Like so many others, I have continued to be fascinated by the blowup at Archegos, the Hwang family office. Banks have experienced billions of dollars in losses as a result of this debacle. While the losses never rose to the level of systemic risk – hence the broader markets’ willingness to take the events largely in stride – there is nothing to suggest that it couldn’t have metastasized into something larger. Regulators need to ensure that a single customer’s leveraged exposures can never cause a result like the one we saw over the past days.
Yesterday, I asserted that Mr. Hwang (whom I’ve never met) appeared to have a certain swagger, an “arch ego” if it were, that enabled him to rise phoenix-like from a guilty plea for wire fraud in 2012. Even more amazing to me, it appears that the recent blow-up hasn’t shaken the confidence that Mr. Hwang’s former mentor, Tiger Management founder Julian Robertson, still retains in his protégé’s prowess. There were clearly loopholes that a charismatic, aggressive investor could exploit, and only a regulatory regime can close, or at least shrink them.
As I related earlier this week, it was impossible to know who was behind the huge block trades in affected stocks that were hitting the market last Friday. We could figure out which brokers were doing the trades, but the only holders with positions large enough to execute the trades were the brokers executing them. Since it was highly unlikely that the banks were willing to speculate so heavily in their own account, the speculation was that the shares were owned in “street name”, meaning that the institutional ownership was somehow the broker rather than the fund itself. We only learned later that the banks were indeed the owners, holding them as collateral for equity swaps and other private contracts done on behalf of clients. Or should I say client, singular, since the bulk appeared to be held on behalf of Archegos?
Street name ownership is a very normal situation for average investors and worrisome in and of itself. I would guess that the bulk of this article’s readership owns shares in street name. Margin accounts typically work this way, where the broker owns the shares in its name as collateral for any margin lending that the customer might engage in. This is standard practice, even if the customer isn’t utilizing margin lending. It’s a generally innocuous and well-regulated practice.
The problem arises when the use of street name obfuscates holdings that might be subject to reporting requirements. In general, anyone who manages over $100 million in assets is required to disclose their holdings on a quarterly basis to the Securities and Exchange Commission (SEC) using form 13F. While I am not expert enough on disclosure rules to be perfectly certain that a family office is subject to this type of disclosure, a fund with as much under management as the $5-$10 billion Archegos would certainly be required to file a 13F.

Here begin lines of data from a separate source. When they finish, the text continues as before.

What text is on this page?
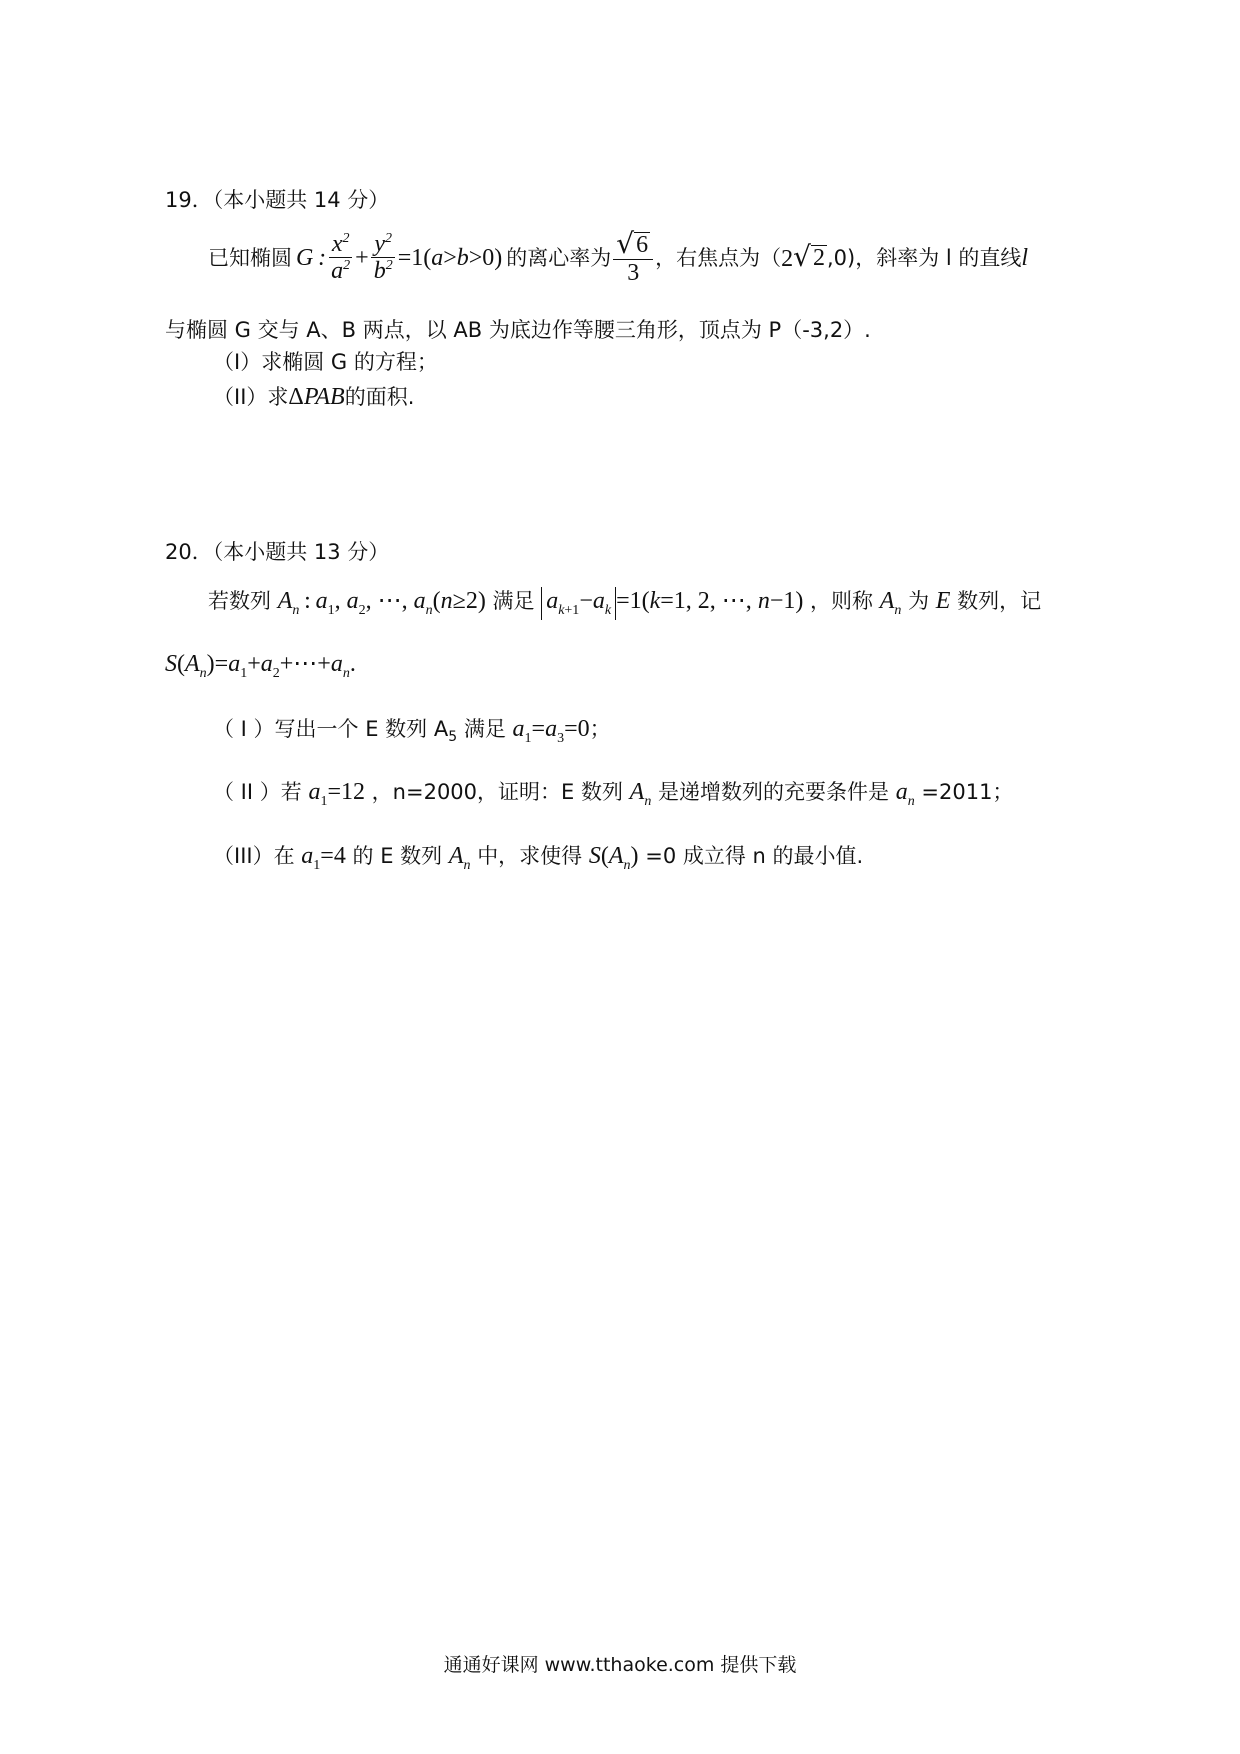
19．（本小题共 14 分）
已知椭圆 G : $\frac{x^2}{a^2} + \frac{y^2}{b^2} =1(a>b>0)$ 的离心率为 $\frac{√ 6}{3}$ ，右焦点为（ 2 √ 2 ,0)，斜率为 l 的直线 l
与椭圆 G 交与 A、B 两点，以 AB 为底边作等腰三角形，顶点为 P（-3,2）.
（I）求椭圆 G 的方程；
（II）求ΔPAB的面积.
20．（本小题共 13 分）
若数列 $A_n$ : $a_1$, $a_2$, ⋯, $a_n(n\ge 2)$ 满足 $a_{k+1}-a_k =1(k=1$, 2, ⋯, n−1) ，则称 $A_n$ 为 E 数列，记
$S(A_n)=a_1+a_2+\cdots+a_n$.
（ I ）写出一个 E 数列 $A_5$ 满足 $a_1=a_3=0$；
（ II ）若 $a_1=12$ ，n=2000，证明：E 数列 $A_n$ 是递增数列的充要条件是 $a_n =2011$；
（III）在 $a_1=4$ 的 E 数列 $A_n$ 中，求使得 $S(A_n) =0$ 成立得 n 的最小值.
通通好课网 www.tthaoke.com 提供下载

As with any complex question, there are multiple permutations:
- Was Archegos using swaps and the like to skirt disclosure requirements?
- How would one disclose the holdings? Would it be based upon the face amount of the swap involved, the collateral held by the broker, or on the total economic value that the swap could create?
- Is it possible to skirt the type of supplemental disclosure required when a single entity acquires more than a 5% interest in a company’s shares? If the shares are collateralizing a single owner with a reportable beneficial interest but held by numerous banking entities, is that a violation at least of the spirit of the rule? And what if the contracts offer even greater ownership in practice than the collateral might imply?
- How much can and should each bank know what the other is doing? A private contract between a bank and its customer is indeed private. But what happens if a series of contracts with similar economic risks and rewards are extended unknowingly by a series of banks to the same customer? At that point the risks are magnified. Would disclosure reduce that risk?
The recent GameStop saga was heavily publicized and received Congressional scrutiny. I doubt that the Archegos saga will receive the same sort of public hand-wringing. It is arcane and was not triggered by the individual investors who are Congress’ constituents. Any inquiry and regulation would likely be handled mostly behind closed doors. I can also see how the SEC, Federal Reserve and Comptroller of the Currency could have an interest in this matter, since the collateralized lending could have had ramifications for bank safety as well as market integrity. This will continue to be an interesting market wrinkle, even as the market’s attention inevitably moves elsewhere.